Your cervix is essentially a long opening to your uterus. Before you are pregnant, and throughout most of your pregnancy, the cervix is long and firm. There is a small opening at the end that fills with mucus (your mucus plug) when you are pregnant. At the very end of your pregnancy, your cervix becomes shorter and more open (effaced and dilated) to allow the baby to be delivered. An “incompetent” cervix is one that is abnormally short and weak, or has begun to efface and dilate prematurely.
A weakened cervix can result from previous surgery on the cervix, a malformation of the cervix, or a difficult birth prior to your current pregnancy. If you suspect you may be at risk for cervical problems, you should keep an eye out for troublesome symptoms such as period-like cramping, unusual discharge or bleeding, or a feeling of pressure down in your lower abdomen.
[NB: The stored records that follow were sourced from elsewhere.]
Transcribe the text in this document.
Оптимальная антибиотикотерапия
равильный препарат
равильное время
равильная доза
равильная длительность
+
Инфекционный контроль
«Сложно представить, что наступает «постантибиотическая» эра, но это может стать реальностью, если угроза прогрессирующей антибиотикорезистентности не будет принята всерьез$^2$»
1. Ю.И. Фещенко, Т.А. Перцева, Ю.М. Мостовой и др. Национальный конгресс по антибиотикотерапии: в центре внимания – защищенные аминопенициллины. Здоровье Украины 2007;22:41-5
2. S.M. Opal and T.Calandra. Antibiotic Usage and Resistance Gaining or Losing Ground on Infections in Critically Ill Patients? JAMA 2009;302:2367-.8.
If you are experiencing these symptoms, your doctor should be able to check the condition and length of your cervix through a pelvic exam or ultrasound during the early stages of your pregnancy.
An incompetent cervix is found in only about 1 in 100 pregnancies. However, if the cervix is truly weakened, it could result in premature birth or late miscarriage – and unfortunately, many women find out that they have this condition only after they miscarry.
If you are in the early stages of your pregnancy and you have been diagnosed with cervical insufficiency (often as a result of an earlier miscarriage), you may undergo a procedure called a cerclage. In the cerclage procedure, your doctor stitches a small band around the opening of your cervix to keep it closed. Your doctor may perform the procedure between the 14th and 16th week and remove the sutures in the 36th to 38th week. (Some variations on the cerclage are permanent and will require a cesarean delivery.) The procedure cannot be performed if your cervix is dilated more than 4 centimeters, or if your water has broken.
However, there are some questions about the efficacy of the cerclage procedure because of the risk of infection, ruptured membranes, or other complications. If your doctor does not perform a cerclage (or in some cases, even if she does), she may put you on bed rest for some or all of the rest of your pregnancy to keep the weight off your cervix.
Although it can be frightening to receive this diagnosis, remember that most moms who have been diagnosed with an “incompetent cervix” go on to have healthy babies. You can do your part by keeping yourself healthy throughout your pregnancy and staying on bed rest if your condition calls for rest. Before long, your cervix will have done the job it needs to do and your body will be ready to deliver a healthy new baby.